Everybody knows the big names – Kim Philby, Guy Burgess, Anthony Blunt, but the idea that the MI5 Director-General himself was passing information to the Russians – and betraying his own agents – is staggering to contemplate. When his own agents suspected him, he shut down all attempts to investigate him. He fired persistent colleagues who refused to give up, the Prime Ministers of the day were either kept in the dark or decided not to ask questions they didn’t want to know the answers to. In short, it was an institutional monumental fuck-up, the likes of which MI5 are still struggling to overcome over 40 years later.

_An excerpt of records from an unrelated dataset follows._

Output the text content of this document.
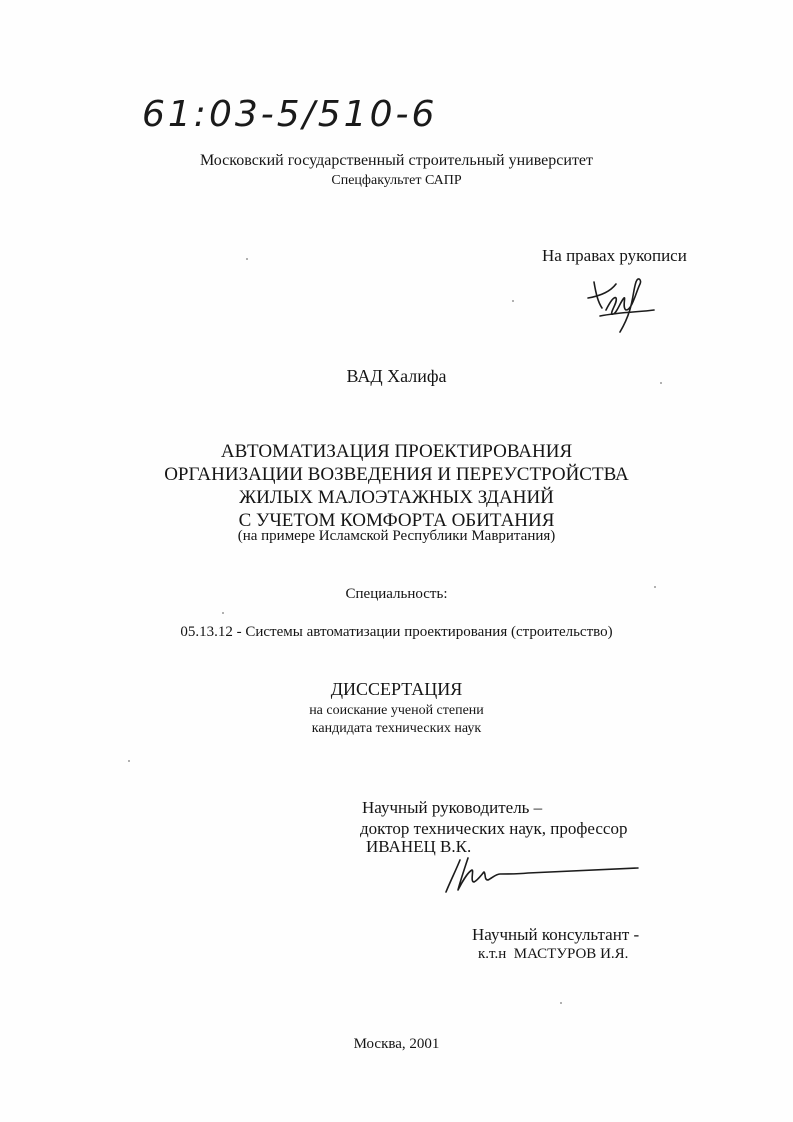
61:03-5/510-6
Московский государственный строительный университет
Спецфакультет САПР
На правах рукописи
ВАД Халифа
АВТОМАТИЗАЦИЯ ПРОЕКТИРОВАНИЯ
ОРГАНИЗАЦИИ ВОЗВЕДЕНИЯ И ПЕРЕУСТРОЙСТВА
ЖИЛЫХ МАЛОЭТАЖНЫХ ЗДАНИЙ
С УЧЕТОМ КОМФОРТА ОБИТАНИЯ
(на примере Исламской Республики Мавритания)
Специальность:
05.13.12 - Системы автоматизации проектирования (строительство)
ДИССЕРТАЦИЯ
на соискание ученой степени
кандидата технических наук
Научный руководитель –
доктор технических наук, профессор
ИВАНЕЦ В.К.
Научный консультант -
к.т.н  МАСТУРОВ И.Я.
Москва, 2001
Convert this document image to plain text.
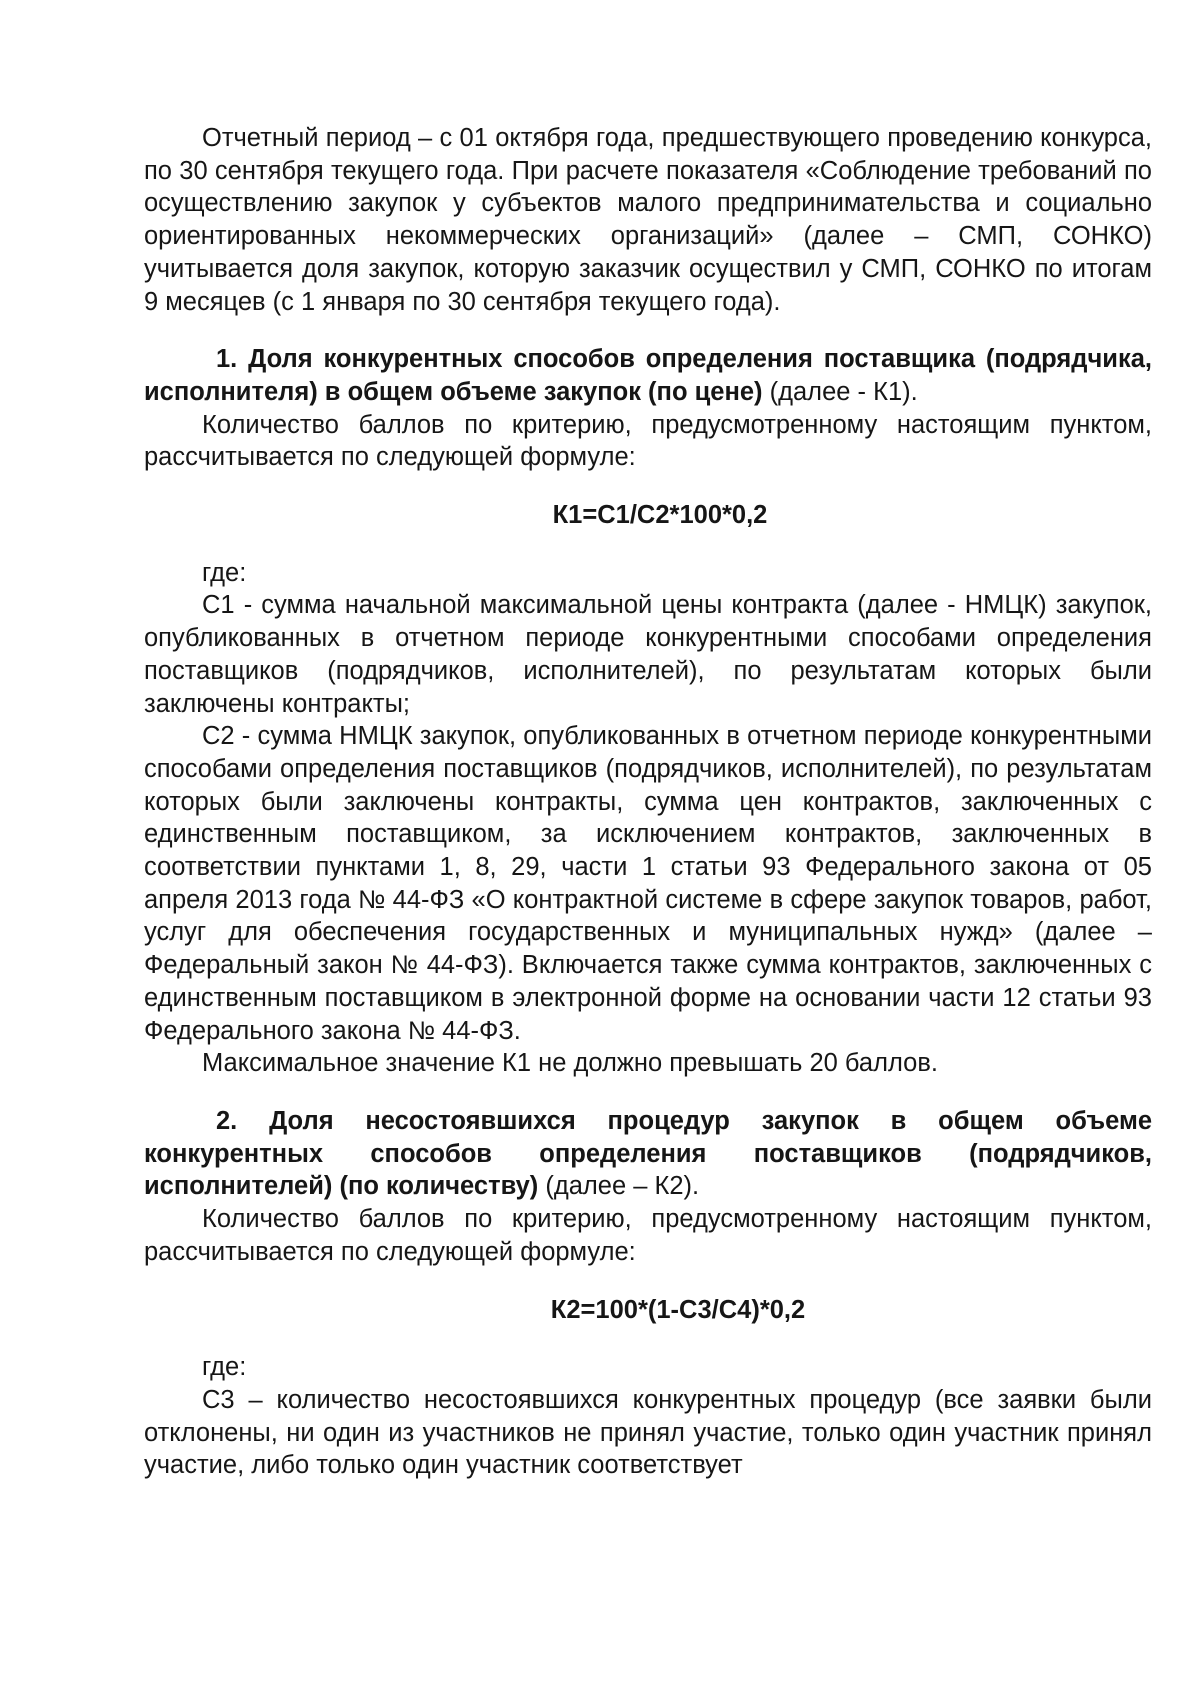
Отчетный период – с 01 октября года, предшествующего проведению конкурса, по 30 сентября текущего года. При расчете показателя «Соблюдение требований по осуществлению закупок у субъектов малого предпринимательства и социально ориентированных некоммерческих организаций» (далее – СМП, СОНКО) учитывается доля закупок, которую заказчик осуществил у СМП, СОНКО по итогам 9 месяцев (с 1 января по 30 сентября текущего года).

1. Доля конкурентных способов определения поставщика (подрядчика, исполнителя) в общем объеме закупок (по цене) (далее - К1).

Количество баллов по критерию, предусмотренному настоящим пунктом, рассчитывается по следующей формуле:

К1=С1/С2*100*0,2

где:

С1 - сумма начальной максимальной цены контракта (далее - НМЦК) закупок, опубликованных в отчетном периоде конкурентными способами определения поставщиков (подрядчиков, исполнителей), по результатам которых были заключены контракты;

С2 - сумма НМЦК закупок, опубликованных в отчетном периоде конкурентными способами определения поставщиков (подрядчиков, исполнителей), по результатам которых были заключены контракты, сумма цен контрактов, заключенных с единственным поставщиком, за исключением контрактов, заключенных в соответствии пунктами 1, 8, 29, части 1 статьи 93 Федерального закона от 05 апреля 2013 года № 44-ФЗ «О контрактной системе в сфере закупок товаров, работ, услуг для обеспечения государственных и муниципальных нужд» (далее – Федеральный закон № 44-ФЗ). Включается также сумма контрактов, заключенных с единственным поставщиком в электронной форме на основании части 12 статьи 93 Федерального закона № 44-ФЗ.

Максимальное значение К1 не должно превышать 20 баллов.

2. Доля несостоявшихся процедур закупок в общем объеме конкурентных способов определения поставщиков (подрядчиков, исполнителей) (по количеству) (далее – К2).

Количество баллов по критерию, предусмотренному настоящим пунктом, рассчитывается по следующей формуле:

К2=100*(1-С3/С4)*0,2

где:

С3 – количество несостоявшихся конкурентных процедур (все заявки были отклонены, ни один из участников не принял участие, только один участник принял участие, либо только один участник соответствует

Chapman Pincher was a newspaper journalist covering security stories. So he knew the players inside MI5 and MI6. He was fed information and his scoops helped bring down foreign spies and expose the failings of the agencies that were meant to be guarding British interests. Now he has brought all of that information together in this book – and it is a gripping, well written account.
My only complaint would be that it is extremely dated. It only goes up to the 1980’s, and since Pincher is long dead, there won’t be any sequels. But since the USSR died its own death at the end of the 1980’s, any sequel wouldn’t be that long anyway.
Saying that however, with Russia experiencing a resurgence and the FSB exercising its enormous clout again, this is a very timely book to read. You will be reminded that complacency leads to history repeating itself. Since we barely survived last time, a repeat would be disastrous.